5) INFACT: A Diagnostic Benchmark for Induced Faithfulness and Factuality Hallucinations in Video-LLMs

  • Adds factuality + induced corruptions + temporal interventions for Video-LLMs with RR/TSS metrics.
  • Finds evidence corruption (caption injection) is especially damaging; many open models show near-zero factuality TSS.
  • “Why now”: video agents and multimodal assistants are moving into settings with unreliable subtitles/captions.
  • Skepticism: induced operators are proxies; temporal interventions are limited to shuffle/reversal on a subset.

5) Practical next steps

  • Add “interaction-structure” evals to safety gates: run stick-or-switch style multi-turn tests (conviction/abstention retention) for any high-stakes domain assistant, not just single-shot accuracy.
  • Instrument overrefusal via trigger mining: extract candidate refusal triggers from your harmful SFT/RLHF data and measure representation/semantic-distance dependence; try trigger-matched benign augmentation rather than generic benign corpora.

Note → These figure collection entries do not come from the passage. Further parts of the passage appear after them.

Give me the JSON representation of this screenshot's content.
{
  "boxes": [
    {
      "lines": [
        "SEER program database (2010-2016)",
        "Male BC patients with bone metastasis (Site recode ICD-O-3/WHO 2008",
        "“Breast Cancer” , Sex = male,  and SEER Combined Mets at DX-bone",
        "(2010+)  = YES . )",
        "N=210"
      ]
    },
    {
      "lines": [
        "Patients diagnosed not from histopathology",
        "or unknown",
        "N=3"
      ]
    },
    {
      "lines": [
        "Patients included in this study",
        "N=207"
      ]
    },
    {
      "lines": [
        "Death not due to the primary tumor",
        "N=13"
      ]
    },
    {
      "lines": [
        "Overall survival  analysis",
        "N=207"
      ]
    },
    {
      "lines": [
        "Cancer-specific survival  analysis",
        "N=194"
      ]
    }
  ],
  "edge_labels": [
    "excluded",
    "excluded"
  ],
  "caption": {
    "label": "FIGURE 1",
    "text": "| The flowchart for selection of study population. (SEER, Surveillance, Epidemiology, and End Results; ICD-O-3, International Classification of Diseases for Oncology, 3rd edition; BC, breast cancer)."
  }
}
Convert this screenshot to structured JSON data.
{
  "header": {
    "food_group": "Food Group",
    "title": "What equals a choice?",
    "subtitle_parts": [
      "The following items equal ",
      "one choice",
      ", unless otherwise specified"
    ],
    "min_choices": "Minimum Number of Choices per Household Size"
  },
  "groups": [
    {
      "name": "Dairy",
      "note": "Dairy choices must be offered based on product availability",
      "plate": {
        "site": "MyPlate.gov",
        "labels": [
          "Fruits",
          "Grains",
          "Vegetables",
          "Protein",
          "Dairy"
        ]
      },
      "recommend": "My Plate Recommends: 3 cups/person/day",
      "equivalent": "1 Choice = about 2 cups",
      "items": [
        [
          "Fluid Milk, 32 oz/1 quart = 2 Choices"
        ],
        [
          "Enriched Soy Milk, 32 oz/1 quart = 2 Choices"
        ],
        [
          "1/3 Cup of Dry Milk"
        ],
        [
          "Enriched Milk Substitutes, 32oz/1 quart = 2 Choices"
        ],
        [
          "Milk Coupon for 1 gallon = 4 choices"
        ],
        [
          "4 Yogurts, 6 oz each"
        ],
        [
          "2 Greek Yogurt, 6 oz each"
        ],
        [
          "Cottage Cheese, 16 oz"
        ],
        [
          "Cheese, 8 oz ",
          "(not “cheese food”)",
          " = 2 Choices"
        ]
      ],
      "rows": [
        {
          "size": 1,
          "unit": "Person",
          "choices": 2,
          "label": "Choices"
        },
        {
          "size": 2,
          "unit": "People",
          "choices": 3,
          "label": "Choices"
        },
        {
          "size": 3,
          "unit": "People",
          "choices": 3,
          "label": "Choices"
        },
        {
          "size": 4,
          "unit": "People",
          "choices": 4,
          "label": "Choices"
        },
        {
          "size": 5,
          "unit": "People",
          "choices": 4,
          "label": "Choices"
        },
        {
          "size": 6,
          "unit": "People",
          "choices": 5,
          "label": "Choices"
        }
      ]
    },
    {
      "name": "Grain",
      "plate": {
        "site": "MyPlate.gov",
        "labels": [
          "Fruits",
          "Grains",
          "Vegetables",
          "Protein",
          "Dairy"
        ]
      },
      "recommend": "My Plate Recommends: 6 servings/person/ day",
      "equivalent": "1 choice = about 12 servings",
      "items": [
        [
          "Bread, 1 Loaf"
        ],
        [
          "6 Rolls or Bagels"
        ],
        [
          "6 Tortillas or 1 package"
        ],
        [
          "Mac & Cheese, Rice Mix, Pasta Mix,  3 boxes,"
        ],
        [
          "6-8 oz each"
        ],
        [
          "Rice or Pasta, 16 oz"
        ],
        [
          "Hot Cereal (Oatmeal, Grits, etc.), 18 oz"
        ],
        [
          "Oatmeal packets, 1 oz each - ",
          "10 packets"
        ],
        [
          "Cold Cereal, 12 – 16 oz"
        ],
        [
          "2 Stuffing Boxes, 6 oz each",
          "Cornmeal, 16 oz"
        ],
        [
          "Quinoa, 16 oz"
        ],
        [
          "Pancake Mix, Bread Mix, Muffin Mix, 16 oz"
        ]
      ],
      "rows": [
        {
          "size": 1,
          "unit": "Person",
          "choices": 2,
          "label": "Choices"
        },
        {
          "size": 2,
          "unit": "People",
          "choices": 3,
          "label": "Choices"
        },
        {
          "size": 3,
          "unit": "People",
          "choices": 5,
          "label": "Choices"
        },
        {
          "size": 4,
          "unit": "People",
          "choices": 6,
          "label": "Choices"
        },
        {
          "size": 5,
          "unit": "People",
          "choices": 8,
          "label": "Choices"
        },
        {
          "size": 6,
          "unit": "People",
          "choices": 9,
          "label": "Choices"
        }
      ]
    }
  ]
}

  • Harden agent setup workflows: treat README/docs as untrusted; require provenance-aware trust tiers and action-level confirmations for filesystem/network reads, especially during install/setup.
  • Adopt lifecycle hooks + auditability for tool agents: implement multi-hook enforcement (ingress/pre/post tool/outbound/maintenance), session-scoped risk accumulation, and tamper-evident audit chaining; measure block-rate vs latency.

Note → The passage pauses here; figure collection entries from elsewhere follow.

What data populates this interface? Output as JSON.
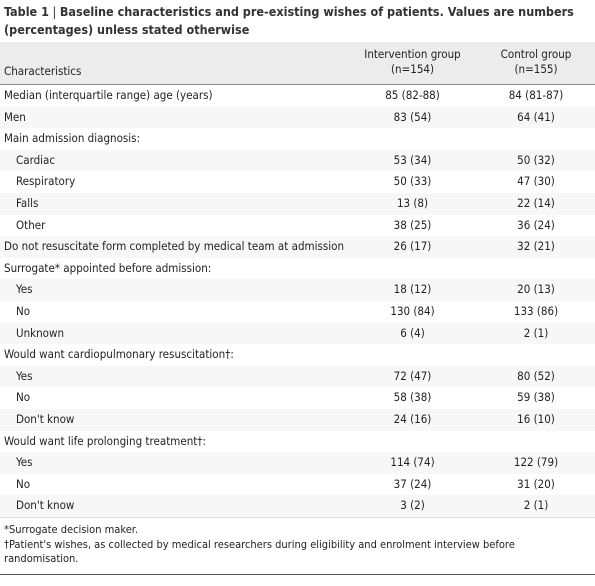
{
  "table_label": "Table 1",
  "title": "Baseline characteristics and pre-existing wishes of patients. Values are numbers (percentages) unless stated otherwise",
  "header": [
    "Characteristics",
    "Intervention group\n(n=154)",
    "Control group\n(n=155)"
  ],
  "rows": [
    {
      "label": "Median (interquartile range) age (years)",
      "cells": [
        "85 (82-88)",
        "84 (81-87)"
      ]
    },
    {
      "label": "Men",
      "cells": [
        "83 (54)",
        "64 (41)"
      ]
    },
    {
      "label": "Main admission diagnosis:"
    },
    {
      "label": "Cardiac",
      "indent": true,
      "cells": [
        "53 (34)",
        "50 (32)"
      ]
    },
    {
      "label": "Respiratory",
      "indent": true,
      "cells": [
        "50 (33)",
        "47 (30)"
      ]
    },
    {
      "label": "Falls",
      "indent": true,
      "cells": [
        "13 (8)",
        "22 (14)"
      ]
    },
    {
      "label": "Other",
      "indent": true,
      "cells": [
        "38 (25)",
        "36 (24)"
      ]
    },
    {
      "label": "Do not resuscitate form completed by medical team at admission",
      "cells": [
        "26 (17)",
        "32 (21)"
      ]
    },
    {
      "label": "Surrogate* appointed before admission:"
    },
    {
      "label": "Yes",
      "indent": true,
      "cells": [
        "18 (12)",
        "20 (13)"
      ]
    },
    {
      "label": "No",
      "indent": true,
      "cells": [
        "130 (84)",
        "133 (86)"
      ]
    },
    {
      "label": "Unknown",
      "indent": true,
      "cells": [
        "6 (4)",
        "2 (1)"
      ]
    },
    {
      "label": "Would want cardiopulmonary resuscitation†:"
    },
    {
      "label": "Yes",
      "indent": true,
      "cells": [
        "72 (47)",
        "80 (52)"
      ]
    },
    {
      "label": "No",
      "indent": true,
      "cells": [
        "58 (38)",
        "59 (38)"
      ]
    },
    {
      "label": "Don't know",
      "indent": true,
      "cells": [
        "24 (16)",
        "16 (10)"
      ]
    },
    {
      "label": "Would want life prolonging treatment†:"
    },
    {
      "label": "Yes",
      "indent": true,
      "cells": [
        "114 (74)",
        "122 (79)"
      ]
    },
    {
      "label": "No",
      "indent": true,
      "cells": [
        "37 (24)",
        "31 (20)"
      ]
    },
    {
      "label": "Don't know",
      "indent": true,
      "cells": [
        "3 (2)",
        "2 (1)"
      ]
    }
  ],
  "footnotes": [
    "*Surrogate decision maker.",
    "†Patient's wishes, as collected by medical researchers during eligibility and enrolment interview before randomisation."
  ]
}
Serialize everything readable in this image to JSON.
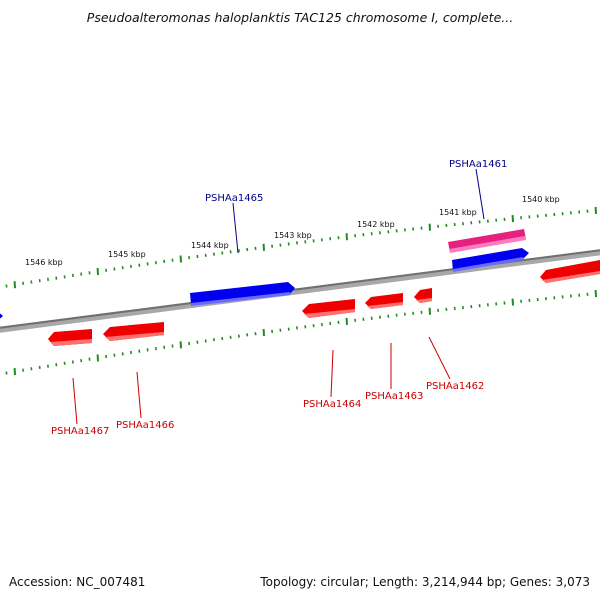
{
  "title": "Pseudoalteromonas haloplanktis TAC125 chromosome I, complete...",
  "footer": {
    "accession": "Accession: NC_007481",
    "summary": "Topology: circular; Length: 3,214,944 bp; Genes: 3,073"
  },
  "colors": {
    "plus_strand_gene": "#0000ee",
    "minus_strand_gene": "#ee0000",
    "rna_gene": "#ee2090",
    "plus_label": "#00008b",
    "minus_label": "#cc0000",
    "backbone": "#808080",
    "tick": "#228b22"
  },
  "scale_labels": [
    "1546 kbp",
    "1545 kbp",
    "1544 kbp",
    "1543 kbp",
    "1542 kbp",
    "1541 kbp",
    "1540 kbp"
  ],
  "gene_labels": {
    "PSHAa1461": "PSHAa1461",
    "PSHAa1465": "PSHAa1465",
    "PSHAa1467": "PSHAa1467",
    "PSHAa1466": "PSHAa1466",
    "PSHAa1464": "PSHAa1464",
    "PSHAa1463": "PSHAa1463",
    "PSHAa1462": "PSHAa1462"
  }
}
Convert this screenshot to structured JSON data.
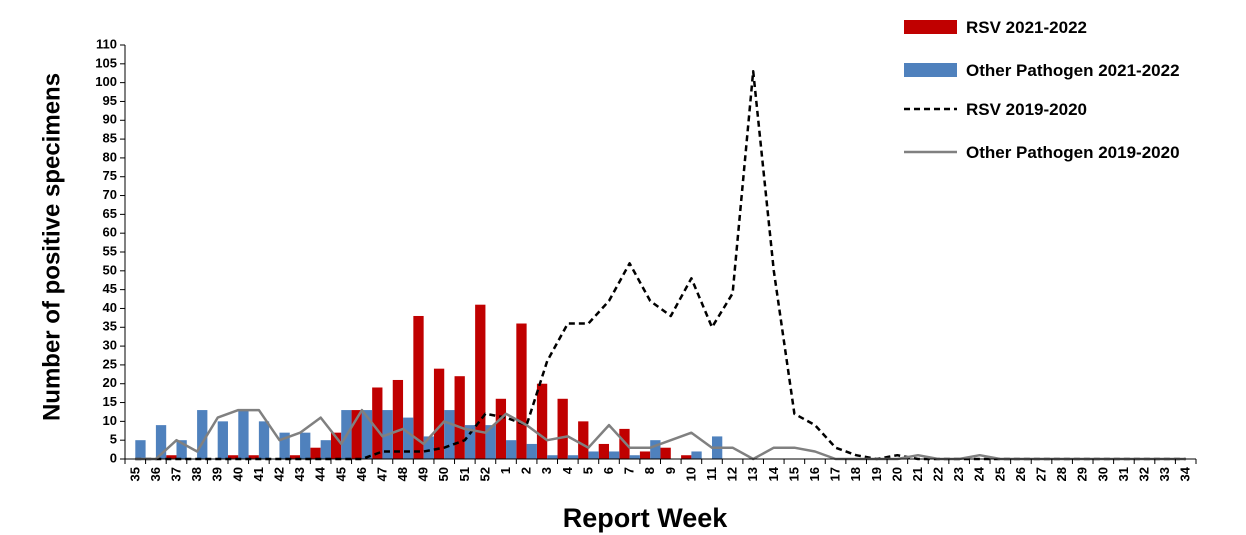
{
  "chart_data": {
    "type": "bar",
    "xlabel": "Report Week",
    "ylabel": "Number of positive specimens",
    "ylim": [
      0,
      110
    ],
    "ytick_step": 5,
    "grid": false,
    "legend_position": "top-right",
    "categories": [
      "35",
      "36",
      "37",
      "38",
      "39",
      "40",
      "41",
      "42",
      "43",
      "44",
      "45",
      "46",
      "47",
      "48",
      "49",
      "50",
      "51",
      "52",
      "1",
      "2",
      "3",
      "4",
      "5",
      "6",
      "7",
      "8",
      "9",
      "10",
      "11",
      "12",
      "13",
      "14",
      "15",
      "16",
      "17",
      "18",
      "19",
      "20",
      "21",
      "22",
      "23",
      "24",
      "25",
      "26",
      "27",
      "28",
      "29",
      "30",
      "31",
      "32",
      "33",
      "34"
    ],
    "series": [
      {
        "name": "RSV 2021-2022",
        "kind": "bar",
        "color": "#c00000",
        "values": [
          0,
          0,
          1,
          0,
          0,
          1,
          1,
          0,
          1,
          3,
          7,
          13,
          19,
          21,
          38,
          24,
          22,
          41,
          16,
          36,
          20,
          16,
          10,
          4,
          8,
          2,
          3,
          1,
          0,
          null,
          null,
          null,
          null,
          null,
          null,
          null,
          null,
          null,
          null,
          null,
          null,
          null,
          null,
          null,
          null,
          null,
          null,
          null,
          null,
          null,
          null,
          null
        ]
      },
      {
        "name": "Other Pathogen 2021-2022",
        "kind": "bar",
        "color": "#4f81bd",
        "values": [
          5,
          9,
          5,
          13,
          10,
          13,
          10,
          7,
          7,
          5,
          13,
          13,
          13,
          11,
          6,
          13,
          9,
          9,
          5,
          4,
          1,
          1,
          2,
          2,
          1,
          5,
          0,
          2,
          6,
          null,
          null,
          null,
          null,
          null,
          null,
          null,
          null,
          null,
          null,
          null,
          null,
          null,
          null,
          null,
          null,
          null,
          null,
          null,
          null,
          null,
          null,
          null
        ]
      },
      {
        "name": "RSV 2019-2020",
        "kind": "line",
        "dash": "dashed",
        "color": "#000000",
        "values": [
          0,
          0,
          0,
          0,
          0,
          0,
          0,
          0,
          0,
          0,
          0,
          0,
          2,
          2,
          2,
          3,
          5,
          12,
          11,
          9,
          26,
          36,
          36,
          42,
          52,
          42,
          38,
          48,
          35,
          44,
          103,
          50,
          12,
          9,
          3,
          1,
          0,
          1,
          0,
          0,
          0,
          0,
          0,
          0,
          0,
          0,
          0,
          0,
          0,
          0,
          0,
          0
        ]
      },
      {
        "name": "Other Pathogen 2019-2020",
        "kind": "line",
        "dash": "solid",
        "color": "#808080",
        "values": [
          0,
          0,
          5,
          2,
          11,
          13,
          13,
          5,
          7,
          11,
          4,
          13,
          6,
          8,
          4,
          10,
          8,
          7,
          12,
          9,
          5,
          6,
          3,
          9,
          3,
          3,
          5,
          7,
          3,
          3,
          0,
          3,
          3,
          2,
          0,
          0,
          0,
          0,
          1,
          0,
          0,
          1,
          0,
          0,
          0,
          0,
          0,
          0,
          0,
          0,
          0,
          0
        ]
      }
    ]
  }
}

  • For GraphRAG deployments: add KG-ingestion checks for anomalous temporal chaining and multi-source corroboration before integrating new edges; explicitly test against knowledge-evolution poisoning.
  • For small-model RAG: don’t assume retrieval helps—measure KNOWN/UNKNOWN splits and oracle utilization; consider selective retrieval (only when uncertain) and RAG-aware fine-tuning to reduce “irrelevant generation.”

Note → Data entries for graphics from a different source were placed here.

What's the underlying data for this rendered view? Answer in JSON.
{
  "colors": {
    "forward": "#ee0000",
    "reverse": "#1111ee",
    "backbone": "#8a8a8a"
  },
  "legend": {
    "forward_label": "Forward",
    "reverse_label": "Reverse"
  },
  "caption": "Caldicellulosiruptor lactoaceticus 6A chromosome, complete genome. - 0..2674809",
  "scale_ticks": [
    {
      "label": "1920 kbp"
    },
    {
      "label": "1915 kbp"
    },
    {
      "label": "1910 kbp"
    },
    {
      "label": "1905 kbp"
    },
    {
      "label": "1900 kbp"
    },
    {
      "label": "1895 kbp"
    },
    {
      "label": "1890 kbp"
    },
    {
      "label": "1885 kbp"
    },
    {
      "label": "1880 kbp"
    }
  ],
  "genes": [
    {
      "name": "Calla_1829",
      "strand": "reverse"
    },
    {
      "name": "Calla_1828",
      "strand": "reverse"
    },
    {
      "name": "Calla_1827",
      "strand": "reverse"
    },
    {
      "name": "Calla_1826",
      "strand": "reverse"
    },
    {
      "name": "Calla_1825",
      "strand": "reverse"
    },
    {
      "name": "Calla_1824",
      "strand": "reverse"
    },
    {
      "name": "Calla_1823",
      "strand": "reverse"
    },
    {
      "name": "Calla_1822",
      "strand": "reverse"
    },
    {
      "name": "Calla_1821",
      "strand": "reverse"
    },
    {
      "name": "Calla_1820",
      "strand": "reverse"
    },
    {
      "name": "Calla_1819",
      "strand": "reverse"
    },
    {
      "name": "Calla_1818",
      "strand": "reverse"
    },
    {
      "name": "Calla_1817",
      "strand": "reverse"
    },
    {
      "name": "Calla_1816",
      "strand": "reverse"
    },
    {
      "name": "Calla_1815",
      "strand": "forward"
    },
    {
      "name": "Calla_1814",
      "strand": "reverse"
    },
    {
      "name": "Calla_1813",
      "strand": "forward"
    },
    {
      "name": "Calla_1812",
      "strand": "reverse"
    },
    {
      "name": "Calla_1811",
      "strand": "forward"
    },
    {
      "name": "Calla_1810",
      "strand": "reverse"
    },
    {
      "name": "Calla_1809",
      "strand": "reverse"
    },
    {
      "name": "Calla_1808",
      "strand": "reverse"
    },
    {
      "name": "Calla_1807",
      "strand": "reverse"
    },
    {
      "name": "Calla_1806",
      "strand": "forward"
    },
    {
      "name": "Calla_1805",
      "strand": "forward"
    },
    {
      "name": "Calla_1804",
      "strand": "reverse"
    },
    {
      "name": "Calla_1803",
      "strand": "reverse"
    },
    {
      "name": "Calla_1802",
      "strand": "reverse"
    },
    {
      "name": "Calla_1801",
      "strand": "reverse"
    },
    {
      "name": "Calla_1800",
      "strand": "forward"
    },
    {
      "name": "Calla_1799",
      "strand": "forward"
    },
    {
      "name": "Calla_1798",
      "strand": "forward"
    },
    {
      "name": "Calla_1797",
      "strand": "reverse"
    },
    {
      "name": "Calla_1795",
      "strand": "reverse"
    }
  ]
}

  • For long-context inference: evaluate position-aligned KV eviction (pseudo-query scoring) and consider partial RoPE (≥10%) to reduce memory while monitoring stability bands and placement sensitivity.
  • For multimodal safety: incorporate induced corruptions (caption injection, temporal shuffles) and embodied perception stressors (transparent objects, early-warning timing) into acceptance tests; track stability metrics, not just base accuracy.

Generated from per-paper analyses; no external browsing.